Germany: Schwenk Zement is planning to build a 47 metre high sewage sludge silo at its Allmendingen cement plant. It also wants to build a sewage sludge storage facilty with a capacity of 9600m3, according to the Schwäbische Zeitung newspaper. It intends to use the sludge as an alternative fuel for its kiln. Sludge will be delivered from Baden-Württemberg and Bavaria.

Germany: Vecoplan has appointed Thomas Sturm as its chief operating officer (COO). He will be responsible for production, quality assurance, purchasing, development, assembly and electrical engineering in the newly created position.
He will join the chief executive Werner Berens, chief financial officer Michael Lambert and division heads Dirk Müller, Stefan Kaiser and Markus Claudy in the expanded management team.

Sturm, aged 52 years, is a mechanical engineer who worked for Vecoplan previously from 1992 to 2009. He then moved to a management position in a company specialising in the design, construction and manufacture of complex lightweight structures and later served as COO for a developer and manufacturer of custom-made assemblies for civil aviation.

New Zealand: Golden Bay Cement has announced plans with Waste Management and the government to process tyres at its plant in Portland.
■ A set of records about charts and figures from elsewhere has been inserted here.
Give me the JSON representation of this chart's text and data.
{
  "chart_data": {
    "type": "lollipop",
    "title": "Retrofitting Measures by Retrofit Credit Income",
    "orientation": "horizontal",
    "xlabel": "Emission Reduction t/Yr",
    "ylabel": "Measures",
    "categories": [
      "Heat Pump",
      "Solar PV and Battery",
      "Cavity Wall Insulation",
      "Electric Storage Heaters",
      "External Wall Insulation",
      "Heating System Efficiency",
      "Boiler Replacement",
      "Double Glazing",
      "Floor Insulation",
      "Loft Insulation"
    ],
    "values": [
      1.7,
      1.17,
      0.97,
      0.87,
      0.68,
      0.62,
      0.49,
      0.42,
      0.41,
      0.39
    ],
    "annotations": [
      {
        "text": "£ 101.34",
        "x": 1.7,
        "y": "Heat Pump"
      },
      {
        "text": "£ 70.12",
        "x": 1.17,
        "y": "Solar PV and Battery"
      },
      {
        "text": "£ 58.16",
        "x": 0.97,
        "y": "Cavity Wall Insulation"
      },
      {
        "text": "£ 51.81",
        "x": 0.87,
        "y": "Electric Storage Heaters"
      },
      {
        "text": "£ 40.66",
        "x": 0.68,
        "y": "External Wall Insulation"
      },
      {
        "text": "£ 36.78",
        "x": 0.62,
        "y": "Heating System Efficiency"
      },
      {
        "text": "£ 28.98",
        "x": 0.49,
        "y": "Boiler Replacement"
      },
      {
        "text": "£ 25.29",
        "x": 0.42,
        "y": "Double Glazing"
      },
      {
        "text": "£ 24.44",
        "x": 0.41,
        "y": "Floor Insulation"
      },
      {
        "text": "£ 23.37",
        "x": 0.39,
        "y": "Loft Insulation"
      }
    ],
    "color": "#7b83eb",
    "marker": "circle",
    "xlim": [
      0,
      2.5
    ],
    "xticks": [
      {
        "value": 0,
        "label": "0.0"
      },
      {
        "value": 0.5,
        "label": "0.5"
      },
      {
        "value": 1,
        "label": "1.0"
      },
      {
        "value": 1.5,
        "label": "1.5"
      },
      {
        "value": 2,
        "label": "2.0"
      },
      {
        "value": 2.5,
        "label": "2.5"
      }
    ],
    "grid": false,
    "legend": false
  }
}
The move follows the acquisition by Waste Management of the country’s largest tyre recycling business in 2016. The company is investing in shredders with funding from the Ministry for the Environment. It plans to have a shredding capacity of 30,000t/yr in place in Auckland by October 2017 with a unit to become operational in the South Island in early 2018.

US: St Marys Cement’s Charlevoix plant has remained open following a fire that destroyed its alternative fuels storage facility on 7 June 2017. No one was injured in the incident and work on the plant’s expansion project is continuing, according to the Charlevoix Courier newspaper. The warehouse containing refuse-derived fuels (RDF) caught fire on the evening on the day and was swiftly extinguished by fire services. The Mine Safety and Health Administration (MSHA) has been alerted about the incident.